– Пали-и, казаки! – крикнул Матвей и первым выстрелил во врагов, которые были уже не далее, как в тридцати шагах. Дружного залпа не получилось, но стреляли казаки отменно и почти в упор, отчего не менее двух десятков воинов, битых до смерти и пораненных, свалилось под ноги сзади бегущих на сечу.
– Марфуша, не зарывайся! – закричал Наум Коваль дочери. Он бросил разряженную пищаль на землю, быстро достал из-за спины вторую, глянул на полку с затравкой. – Остерегись, дочка! – снова упредил Марфу родитель, вскидывая пищаль.
– Ловите, изверги! – звонко выкрикнула Марфа и пустила стрелу, сделала три шага вперед, выхватила из колчана новую стрелу, натянула тетиву.

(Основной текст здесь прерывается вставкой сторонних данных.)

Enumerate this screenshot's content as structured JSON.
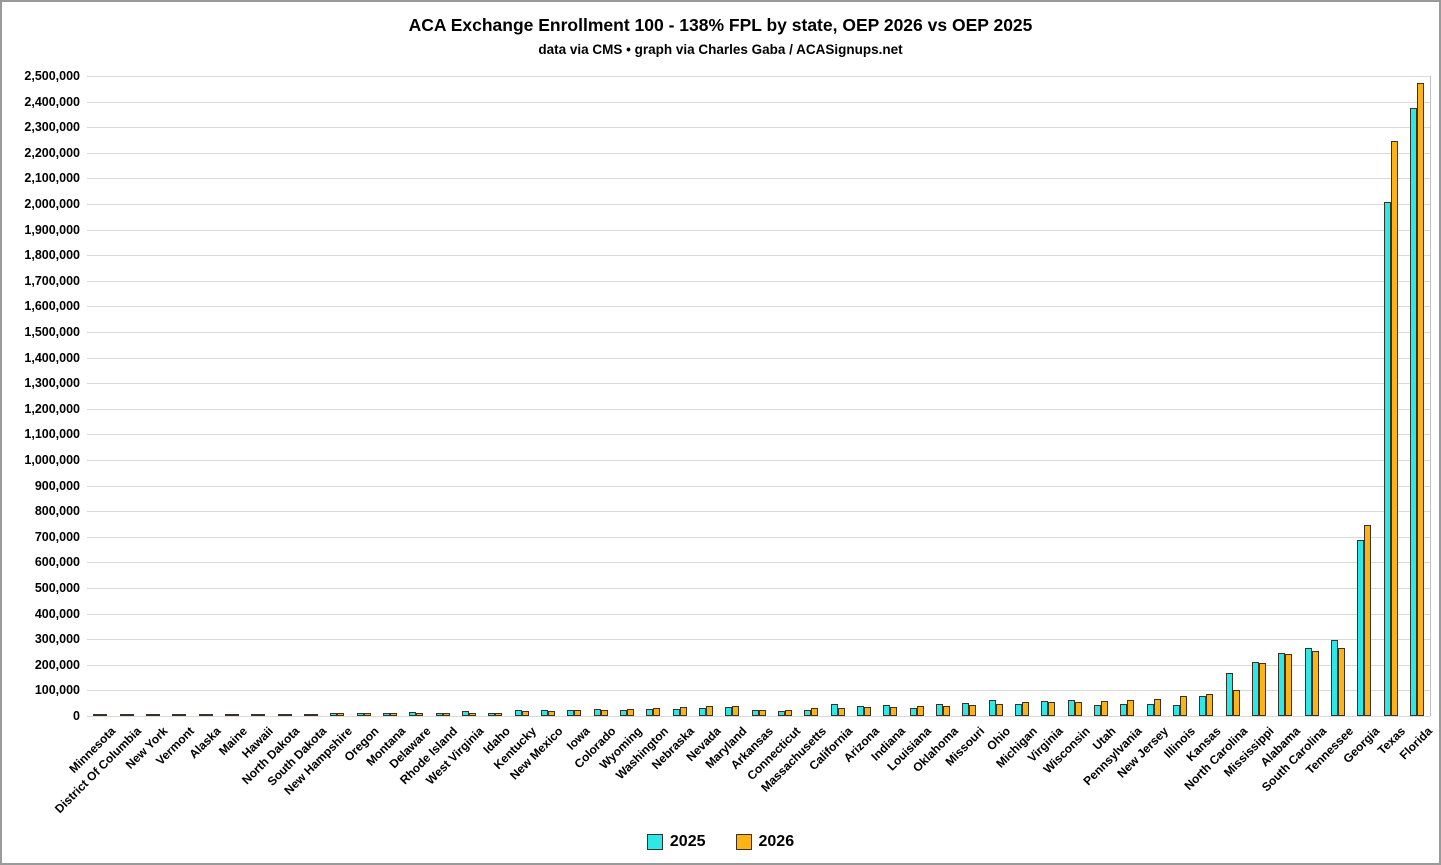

Матвей ринулся по бурьяну поближе к девице, на которую наметом летели несколько воинов в высоких меховых шапках и в панцирях из медных бляшек. Сзади грохнул выстрел Коваля, ближний татарин на бегу вдруг согнулся в поясе, сделал два гибких шага и упал. Второго в грудь ударила белохвостая стрела Марфы, третьего перехватил саблей Матвей и свалил одним ударом.
– Глуши-и волков сибирских! – ревел медведем Наум Коваль. Он ухватил пищаль за толстый ствол и как тяжелой дубиной начал вертеть над головой, распугивая подступающих татар, которых тут же брали в сабли подоспевшие казаки.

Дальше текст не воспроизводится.